Wir messen die Akzeptanz der Fälle nach der Anzahl vollständiger Fallbearbeitungen und haben die Kurse in fünf Akzeptanzklassen eingeteilt (> 1000, 200-1000, 100-200, 50-100, <50 Fallbearbeitungen), um zu überprüfen, ob die Akzeptanzklassen mit Fall- oder Kurseigenschaften korrelieren. Dabei sind in den beiden oberen Akzeptanzklassen auch die Anzahl der Fallbearbeitungen pro Fall am höchsten (mit Ausnahme des Kurses Geriatrie, der nur einen Fall hat). Es zeigt sich, dass die Akzeptanzklassen 1 bis 4 relativ einheitliche Noten bei Bedienung und Inhalt zwischen 1,9 und 2,1 haben und nur die sehr kleine Akzeptanzklasse 5 deutlich bessere Noten hat. Dagegen gibt es einen Zusammenhang zwischen dem Schwierigkeitsgrad der Fälle und den Akzeptanzklassen, da die beiden oberen Akzeptanzklassen einen niedrigeren Schwierigkeitsgrad als die drei unteren Akzeptanzklassen haben. Die Fälle der Akzeptanzklassen 2 und 4 haben eine etwa doppelt so lange Bearbeitungsdauer wie die Fälle der Akzeptanzklassen 1 und 3. Die Anzahl der Fälle pro Kurs korreliert etwas mit der Häufigkeit der Fallnutzung, da die Kurse der Akzeptanzklasse 1 auch die meisten Fälle anbieten. Bei den übrigen Akzeptanzklassen 2 bis 5 ist dagegen kein klarer Zusammenhang zwischen Anzahl der Fälle und Häufigkeit der Nutzung zu erkennen.

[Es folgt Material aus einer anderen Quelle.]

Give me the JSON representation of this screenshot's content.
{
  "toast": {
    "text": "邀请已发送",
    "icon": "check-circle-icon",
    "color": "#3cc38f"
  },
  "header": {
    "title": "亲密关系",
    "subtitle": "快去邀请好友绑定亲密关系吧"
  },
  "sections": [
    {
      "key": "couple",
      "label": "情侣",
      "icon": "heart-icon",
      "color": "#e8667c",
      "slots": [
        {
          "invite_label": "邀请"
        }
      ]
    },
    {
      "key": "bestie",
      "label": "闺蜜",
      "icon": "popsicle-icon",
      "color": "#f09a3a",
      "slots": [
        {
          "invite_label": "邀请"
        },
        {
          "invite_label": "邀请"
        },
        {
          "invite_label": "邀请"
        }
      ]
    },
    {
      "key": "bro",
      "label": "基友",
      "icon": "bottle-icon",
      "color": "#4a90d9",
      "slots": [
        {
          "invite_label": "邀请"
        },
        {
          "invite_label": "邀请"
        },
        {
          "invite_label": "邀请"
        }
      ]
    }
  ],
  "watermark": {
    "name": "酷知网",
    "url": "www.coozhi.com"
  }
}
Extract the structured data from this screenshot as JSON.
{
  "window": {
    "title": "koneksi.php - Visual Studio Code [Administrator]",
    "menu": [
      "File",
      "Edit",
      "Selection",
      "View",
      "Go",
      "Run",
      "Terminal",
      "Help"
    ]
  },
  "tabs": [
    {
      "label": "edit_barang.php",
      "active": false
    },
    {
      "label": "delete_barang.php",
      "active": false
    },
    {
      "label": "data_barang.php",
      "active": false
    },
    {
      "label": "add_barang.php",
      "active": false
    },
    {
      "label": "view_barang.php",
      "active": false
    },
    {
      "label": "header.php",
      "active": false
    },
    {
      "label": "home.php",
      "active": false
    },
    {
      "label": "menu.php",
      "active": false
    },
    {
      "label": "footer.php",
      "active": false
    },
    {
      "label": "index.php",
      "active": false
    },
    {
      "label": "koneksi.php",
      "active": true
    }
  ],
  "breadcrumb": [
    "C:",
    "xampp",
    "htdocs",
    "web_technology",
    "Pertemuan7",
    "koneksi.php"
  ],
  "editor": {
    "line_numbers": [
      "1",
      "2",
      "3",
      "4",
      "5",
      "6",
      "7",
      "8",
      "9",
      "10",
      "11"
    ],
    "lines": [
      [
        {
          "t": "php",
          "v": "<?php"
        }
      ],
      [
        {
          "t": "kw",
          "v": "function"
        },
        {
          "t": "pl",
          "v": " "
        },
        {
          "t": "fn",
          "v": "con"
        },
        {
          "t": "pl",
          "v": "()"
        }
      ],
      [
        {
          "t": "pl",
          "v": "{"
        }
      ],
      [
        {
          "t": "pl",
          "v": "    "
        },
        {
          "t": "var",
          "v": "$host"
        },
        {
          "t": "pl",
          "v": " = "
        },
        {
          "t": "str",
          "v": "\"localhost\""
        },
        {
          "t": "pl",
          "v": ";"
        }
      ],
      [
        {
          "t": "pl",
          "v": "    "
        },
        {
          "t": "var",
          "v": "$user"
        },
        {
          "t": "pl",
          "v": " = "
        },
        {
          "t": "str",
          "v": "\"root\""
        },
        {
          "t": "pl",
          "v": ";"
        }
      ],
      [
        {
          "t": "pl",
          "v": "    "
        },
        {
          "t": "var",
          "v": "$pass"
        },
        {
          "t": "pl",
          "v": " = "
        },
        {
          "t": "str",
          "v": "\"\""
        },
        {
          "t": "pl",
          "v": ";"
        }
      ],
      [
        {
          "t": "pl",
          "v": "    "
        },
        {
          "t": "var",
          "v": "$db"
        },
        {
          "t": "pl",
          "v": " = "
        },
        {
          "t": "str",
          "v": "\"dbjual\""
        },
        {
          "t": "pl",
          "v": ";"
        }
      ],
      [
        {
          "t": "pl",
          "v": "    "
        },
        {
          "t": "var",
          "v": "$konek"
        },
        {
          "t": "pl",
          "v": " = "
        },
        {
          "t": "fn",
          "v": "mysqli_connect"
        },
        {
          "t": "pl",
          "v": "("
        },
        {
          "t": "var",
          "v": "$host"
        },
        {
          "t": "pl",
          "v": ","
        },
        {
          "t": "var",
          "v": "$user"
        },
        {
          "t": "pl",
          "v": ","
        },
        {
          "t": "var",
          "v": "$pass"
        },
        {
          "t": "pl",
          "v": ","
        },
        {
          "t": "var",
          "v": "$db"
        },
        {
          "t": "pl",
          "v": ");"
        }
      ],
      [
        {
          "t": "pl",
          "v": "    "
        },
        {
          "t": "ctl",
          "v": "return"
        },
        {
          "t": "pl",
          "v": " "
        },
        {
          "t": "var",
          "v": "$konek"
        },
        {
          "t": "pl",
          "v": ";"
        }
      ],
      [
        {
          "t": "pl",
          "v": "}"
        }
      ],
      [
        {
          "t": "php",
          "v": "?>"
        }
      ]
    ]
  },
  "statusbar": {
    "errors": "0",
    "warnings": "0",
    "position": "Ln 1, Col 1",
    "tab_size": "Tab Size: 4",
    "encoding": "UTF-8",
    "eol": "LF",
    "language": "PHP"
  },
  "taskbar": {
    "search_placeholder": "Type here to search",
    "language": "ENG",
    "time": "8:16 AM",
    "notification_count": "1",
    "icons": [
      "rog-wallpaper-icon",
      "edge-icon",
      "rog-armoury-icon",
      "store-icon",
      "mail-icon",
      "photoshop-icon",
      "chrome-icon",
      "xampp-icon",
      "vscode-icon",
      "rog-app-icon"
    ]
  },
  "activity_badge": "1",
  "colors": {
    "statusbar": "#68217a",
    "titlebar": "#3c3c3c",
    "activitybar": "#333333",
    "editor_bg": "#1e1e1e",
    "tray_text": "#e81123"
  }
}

Weiterhin haben wir für jeden Kurs den Zeitverlauf der Benutzung untersucht. Hier zeigt sich in allen Kursen ein sehr auffälliges Muster, das im Semester einen überragenden Spitzenwert hat, nämlich an dem Tag, bevor die Klausur geschrieben wird (bzw. - falls die Klausur am Nachmittag stattfindet - am Vortag und am Tag der Klausur). Wie zeigen hier exemplarisch zwei Kurven für einen stark frequentierten und einen weniger stark frequentierten Kurs (Infektiologie in Abbildung 2 [Abb. 2], Geriatrie in Abbildunhg 3 [Abb. 3]), wobei wir aus Gründen der Übersichtlichkeit den Verlauf nur in 2 Semestern darstellen (SS09 und WS 09/10). Die Anzahl der abgeschlossenen Bearbeitungen ist in der Infektiologie in der Woche vor der Klausur im SS 09 (16.7 – 23.7.) mit 2420 fast drei Mal so groß wie im restlichen Sommersemester zusammen (827; vom 15.4. – 15.7.). Im WS 09/10 sind die entsprechenden Zahlen 2083 abgeschlossene Bearbeitungen in der Klausurwoche im Vergleich zu 485 im restlichen Wintersemester. Das gleiche Muster, nur auf wesentlich niedrigerem Niveau zeigt sich auch in der Geriatrie, in der in der jeweiligen Klausurwoche fast drei Mal so viele Fälle vollständig bearbeitet werden wie im restlichen Semester.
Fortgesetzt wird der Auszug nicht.